NEW YORK (AP) - The longtime editor of one of the world’s oldest literary publications is stepping down.
J.D. McClatchy, a prize-winning poet and librettist, told The Associated Press he is leaving The Yale Review, effective at the end of this month. Harold Augenbraum, a visiting Fellow at Yale University and the former executive director of the National Book Foundation, will serve as editor until a permanent replacement is found.
“After 27 years as its editor (and for 10 years before that its unpaid poetry editor), it seemed enough,” McClatchy, who first informed the school of his decision a year ago, wrote in a recent email to the AP.
Known as “Sandy” to his friends, the 71-year-old McClatchy has published eight books of poetry and was a Pulitzer Prize finalist in 2003 for “Hazmat.” He has also written 16 opera libretti, including an adaptation of Stephen King’s “Dolores Claiborne” that was performed at the San Francisco Opera in 2013.
Yale President Peter Salovey praised McClatchy for “bringing substantive articles and work of literary distinction to the wider public from a university where fine writing and the literary arts always have mattered. Yale is deeply grateful to him for the high distinction of the journal over so many years and looks forward to ensuring its continuity in a new age.”

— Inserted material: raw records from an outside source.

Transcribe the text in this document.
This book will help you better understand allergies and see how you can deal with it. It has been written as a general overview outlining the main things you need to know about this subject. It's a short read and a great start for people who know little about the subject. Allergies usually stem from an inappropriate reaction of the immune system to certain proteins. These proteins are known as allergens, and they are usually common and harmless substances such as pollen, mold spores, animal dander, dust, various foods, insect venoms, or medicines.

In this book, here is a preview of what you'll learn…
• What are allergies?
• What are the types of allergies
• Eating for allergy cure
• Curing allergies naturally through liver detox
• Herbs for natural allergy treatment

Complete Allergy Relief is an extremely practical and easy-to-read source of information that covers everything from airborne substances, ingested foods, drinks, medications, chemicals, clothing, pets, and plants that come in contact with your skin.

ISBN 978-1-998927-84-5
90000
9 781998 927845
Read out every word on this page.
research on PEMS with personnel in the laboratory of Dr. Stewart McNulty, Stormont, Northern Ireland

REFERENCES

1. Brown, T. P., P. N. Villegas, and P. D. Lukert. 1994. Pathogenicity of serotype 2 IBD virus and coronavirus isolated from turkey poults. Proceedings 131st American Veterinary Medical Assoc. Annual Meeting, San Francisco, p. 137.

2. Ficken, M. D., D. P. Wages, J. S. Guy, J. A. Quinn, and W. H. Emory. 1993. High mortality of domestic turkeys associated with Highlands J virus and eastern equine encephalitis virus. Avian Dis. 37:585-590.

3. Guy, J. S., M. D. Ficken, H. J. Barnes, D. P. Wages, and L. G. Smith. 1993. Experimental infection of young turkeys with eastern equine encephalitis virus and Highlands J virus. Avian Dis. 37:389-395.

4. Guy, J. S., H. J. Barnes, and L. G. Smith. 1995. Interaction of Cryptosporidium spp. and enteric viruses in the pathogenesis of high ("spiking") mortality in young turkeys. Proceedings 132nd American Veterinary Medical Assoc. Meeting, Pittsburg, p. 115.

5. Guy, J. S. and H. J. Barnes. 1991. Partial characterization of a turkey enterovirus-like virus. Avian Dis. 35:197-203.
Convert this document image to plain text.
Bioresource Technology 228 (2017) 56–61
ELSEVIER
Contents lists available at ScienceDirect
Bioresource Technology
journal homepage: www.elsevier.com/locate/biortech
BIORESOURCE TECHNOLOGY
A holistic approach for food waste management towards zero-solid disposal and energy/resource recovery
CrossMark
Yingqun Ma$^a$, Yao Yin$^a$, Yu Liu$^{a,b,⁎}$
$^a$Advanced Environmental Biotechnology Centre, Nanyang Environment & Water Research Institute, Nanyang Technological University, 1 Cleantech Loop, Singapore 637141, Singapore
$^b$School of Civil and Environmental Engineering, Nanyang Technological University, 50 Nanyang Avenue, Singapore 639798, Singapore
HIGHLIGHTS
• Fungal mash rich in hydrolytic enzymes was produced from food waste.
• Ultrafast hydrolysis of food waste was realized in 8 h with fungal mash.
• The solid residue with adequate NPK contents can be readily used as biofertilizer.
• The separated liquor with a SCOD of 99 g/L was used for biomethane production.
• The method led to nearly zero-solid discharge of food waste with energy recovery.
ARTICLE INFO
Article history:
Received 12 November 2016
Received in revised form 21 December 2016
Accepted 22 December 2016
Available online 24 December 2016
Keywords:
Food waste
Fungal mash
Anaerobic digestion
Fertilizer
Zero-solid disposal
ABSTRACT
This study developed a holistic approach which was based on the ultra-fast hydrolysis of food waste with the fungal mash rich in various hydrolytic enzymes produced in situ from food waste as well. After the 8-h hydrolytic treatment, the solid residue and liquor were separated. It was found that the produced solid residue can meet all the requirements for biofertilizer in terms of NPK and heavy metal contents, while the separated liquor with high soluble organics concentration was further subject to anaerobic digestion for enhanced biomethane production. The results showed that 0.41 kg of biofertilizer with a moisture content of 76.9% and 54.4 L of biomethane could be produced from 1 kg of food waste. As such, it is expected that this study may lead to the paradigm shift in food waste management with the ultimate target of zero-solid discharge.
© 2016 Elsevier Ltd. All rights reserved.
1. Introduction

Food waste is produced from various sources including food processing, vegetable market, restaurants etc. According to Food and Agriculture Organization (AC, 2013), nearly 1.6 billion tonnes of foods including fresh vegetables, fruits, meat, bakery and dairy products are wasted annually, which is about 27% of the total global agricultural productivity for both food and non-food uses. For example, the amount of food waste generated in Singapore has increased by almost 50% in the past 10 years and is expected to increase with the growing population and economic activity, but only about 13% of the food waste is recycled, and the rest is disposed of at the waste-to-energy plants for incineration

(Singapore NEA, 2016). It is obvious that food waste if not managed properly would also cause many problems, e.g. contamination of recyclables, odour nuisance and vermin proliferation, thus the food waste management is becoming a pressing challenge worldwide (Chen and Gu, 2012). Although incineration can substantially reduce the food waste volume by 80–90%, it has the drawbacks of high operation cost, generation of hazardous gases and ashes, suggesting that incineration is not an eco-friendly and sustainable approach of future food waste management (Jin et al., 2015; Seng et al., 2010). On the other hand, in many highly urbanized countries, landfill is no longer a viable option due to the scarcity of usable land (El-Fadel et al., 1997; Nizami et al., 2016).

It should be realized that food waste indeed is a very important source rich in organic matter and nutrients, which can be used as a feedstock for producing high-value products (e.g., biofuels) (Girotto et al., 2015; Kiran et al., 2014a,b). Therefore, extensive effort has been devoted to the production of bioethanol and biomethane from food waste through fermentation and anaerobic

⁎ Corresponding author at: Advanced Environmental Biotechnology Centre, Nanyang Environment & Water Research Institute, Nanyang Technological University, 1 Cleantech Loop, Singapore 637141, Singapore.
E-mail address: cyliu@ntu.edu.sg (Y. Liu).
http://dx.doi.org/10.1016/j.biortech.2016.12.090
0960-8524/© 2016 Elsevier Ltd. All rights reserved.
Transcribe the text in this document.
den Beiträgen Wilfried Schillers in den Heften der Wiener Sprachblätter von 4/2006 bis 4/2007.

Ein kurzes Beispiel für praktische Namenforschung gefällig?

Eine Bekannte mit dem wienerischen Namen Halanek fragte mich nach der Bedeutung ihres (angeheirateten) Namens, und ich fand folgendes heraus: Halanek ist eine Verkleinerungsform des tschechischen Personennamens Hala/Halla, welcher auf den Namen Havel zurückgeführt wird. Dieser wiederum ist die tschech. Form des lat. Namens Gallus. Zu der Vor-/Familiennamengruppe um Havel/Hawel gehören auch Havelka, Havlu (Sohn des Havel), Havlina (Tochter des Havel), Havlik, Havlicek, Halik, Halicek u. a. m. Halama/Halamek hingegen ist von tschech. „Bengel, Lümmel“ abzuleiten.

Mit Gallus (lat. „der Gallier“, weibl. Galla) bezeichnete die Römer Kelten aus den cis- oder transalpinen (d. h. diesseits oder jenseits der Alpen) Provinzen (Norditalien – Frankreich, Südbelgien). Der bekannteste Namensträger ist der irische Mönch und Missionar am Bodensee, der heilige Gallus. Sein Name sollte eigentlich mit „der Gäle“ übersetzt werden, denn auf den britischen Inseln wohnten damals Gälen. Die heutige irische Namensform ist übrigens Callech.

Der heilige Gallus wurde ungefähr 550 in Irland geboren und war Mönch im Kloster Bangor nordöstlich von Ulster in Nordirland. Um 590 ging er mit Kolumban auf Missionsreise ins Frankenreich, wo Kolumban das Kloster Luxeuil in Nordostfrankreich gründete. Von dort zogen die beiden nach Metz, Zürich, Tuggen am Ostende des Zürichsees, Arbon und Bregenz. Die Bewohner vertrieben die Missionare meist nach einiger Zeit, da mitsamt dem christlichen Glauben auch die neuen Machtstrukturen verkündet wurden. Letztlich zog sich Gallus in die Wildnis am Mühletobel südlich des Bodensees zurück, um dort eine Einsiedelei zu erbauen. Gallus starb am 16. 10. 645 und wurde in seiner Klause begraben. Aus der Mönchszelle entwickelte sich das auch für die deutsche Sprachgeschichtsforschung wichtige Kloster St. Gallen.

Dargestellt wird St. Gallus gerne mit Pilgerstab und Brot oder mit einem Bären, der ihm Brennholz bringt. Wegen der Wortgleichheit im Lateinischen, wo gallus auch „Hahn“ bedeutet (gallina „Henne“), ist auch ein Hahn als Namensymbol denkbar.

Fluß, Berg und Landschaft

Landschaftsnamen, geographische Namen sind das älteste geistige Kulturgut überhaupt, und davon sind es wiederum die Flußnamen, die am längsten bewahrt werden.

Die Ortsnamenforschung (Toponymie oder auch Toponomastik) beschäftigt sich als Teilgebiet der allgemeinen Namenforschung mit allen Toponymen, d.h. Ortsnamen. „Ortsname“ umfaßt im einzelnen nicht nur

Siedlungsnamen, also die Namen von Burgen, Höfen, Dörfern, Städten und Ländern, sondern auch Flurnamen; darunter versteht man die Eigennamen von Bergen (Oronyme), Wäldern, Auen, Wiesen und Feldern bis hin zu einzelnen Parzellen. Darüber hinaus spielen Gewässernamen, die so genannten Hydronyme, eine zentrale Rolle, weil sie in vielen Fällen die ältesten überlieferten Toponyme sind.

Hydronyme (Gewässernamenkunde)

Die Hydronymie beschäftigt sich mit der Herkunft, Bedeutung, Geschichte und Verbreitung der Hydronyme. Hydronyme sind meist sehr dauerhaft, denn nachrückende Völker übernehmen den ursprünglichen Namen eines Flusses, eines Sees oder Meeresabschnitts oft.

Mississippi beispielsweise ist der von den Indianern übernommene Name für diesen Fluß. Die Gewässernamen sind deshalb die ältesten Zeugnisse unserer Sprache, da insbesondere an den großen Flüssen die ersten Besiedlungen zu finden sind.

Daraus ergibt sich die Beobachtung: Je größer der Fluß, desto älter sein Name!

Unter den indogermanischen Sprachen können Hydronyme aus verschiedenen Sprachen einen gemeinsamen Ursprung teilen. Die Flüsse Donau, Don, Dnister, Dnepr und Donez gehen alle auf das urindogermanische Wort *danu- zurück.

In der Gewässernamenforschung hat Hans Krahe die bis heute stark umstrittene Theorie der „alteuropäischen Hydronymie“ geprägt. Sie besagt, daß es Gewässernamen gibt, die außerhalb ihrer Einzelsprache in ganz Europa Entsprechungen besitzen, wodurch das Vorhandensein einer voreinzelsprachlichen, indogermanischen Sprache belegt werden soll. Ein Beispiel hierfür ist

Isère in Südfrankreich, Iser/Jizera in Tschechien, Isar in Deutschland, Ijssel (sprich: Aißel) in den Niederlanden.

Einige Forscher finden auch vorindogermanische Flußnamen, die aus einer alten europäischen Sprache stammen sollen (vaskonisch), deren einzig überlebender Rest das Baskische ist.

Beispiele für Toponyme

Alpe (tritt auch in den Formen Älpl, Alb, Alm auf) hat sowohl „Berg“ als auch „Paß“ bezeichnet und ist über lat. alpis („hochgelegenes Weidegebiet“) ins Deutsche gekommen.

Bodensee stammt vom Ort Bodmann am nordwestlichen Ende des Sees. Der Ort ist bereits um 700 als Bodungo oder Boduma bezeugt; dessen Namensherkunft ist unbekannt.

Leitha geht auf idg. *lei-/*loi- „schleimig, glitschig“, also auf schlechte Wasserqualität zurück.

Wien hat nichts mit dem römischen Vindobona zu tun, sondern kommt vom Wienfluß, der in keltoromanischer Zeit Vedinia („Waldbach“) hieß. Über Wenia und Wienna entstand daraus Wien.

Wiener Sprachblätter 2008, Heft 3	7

The Review’s history dates back to 1819, when it was founded as a religious journal and called The Christian Spectator. The journal was renamed the Yale Review in 1892 and its modern form emerged in 1911, when Yale English professor Wilbur Cross became editor and vowed to make the Review a platform for “candid statements of different standpoints from writers of exceptional ability.” Virginia Woolf, Eugene O’Neill and Seamus Heaney have been among the many contributors.
Published four times a year, the Review makes few attempts to be fashionable, focusing on poetry, short fiction, and literary reviews and essays. Subscriptions are little more than 1,000, although online readership has been growing and the publication is widely available at libraries. Within the literary community, the Review is highly valued. When Yale University announced plans in 1990 to close it, citing financial issues, John Hersey, Joyce Carol Oates and Adrienne Rich were among those objecting and Yale alumni formed the Committee to Save The Yale Review. The school reversed itself, and McClatchy became editor.
“The Yale Review has been a terrific magazine under the editorship of Sandy McClatchy,” Oates told the AP. “Each essay, poem, story, review is of unusual interest, reflecting (one would surmise) the varied and quicksilver taste of the editor. Often when I read a contribution in the magazine I think, “Ah, I see why Sandy chose this!’”
In Yale’s announcement Tuesday, McClatchy said he was proud that “in an age of sidebars and short takes, The Yale Review has provided long, thoughtful pieces on crucial issues of the day, as well as a vibrant array of prize-winning literary work.” But in his recent email to the AP, he expressed some concerns. Financially, the Review is in good shape, thanks to “several generous donors,” he wrote. But subscription numbers “have fallen slightly” over the years, he added, and he wondered “if that is because of the impatient readership rather than the patient editors.”
“The publishing world has long since turned a big digital corner,” he wrote. “Things will have to change, here as elsewhere. I’m certain that the younger generations will do better at keeping up than my old-fashioned temperament could.”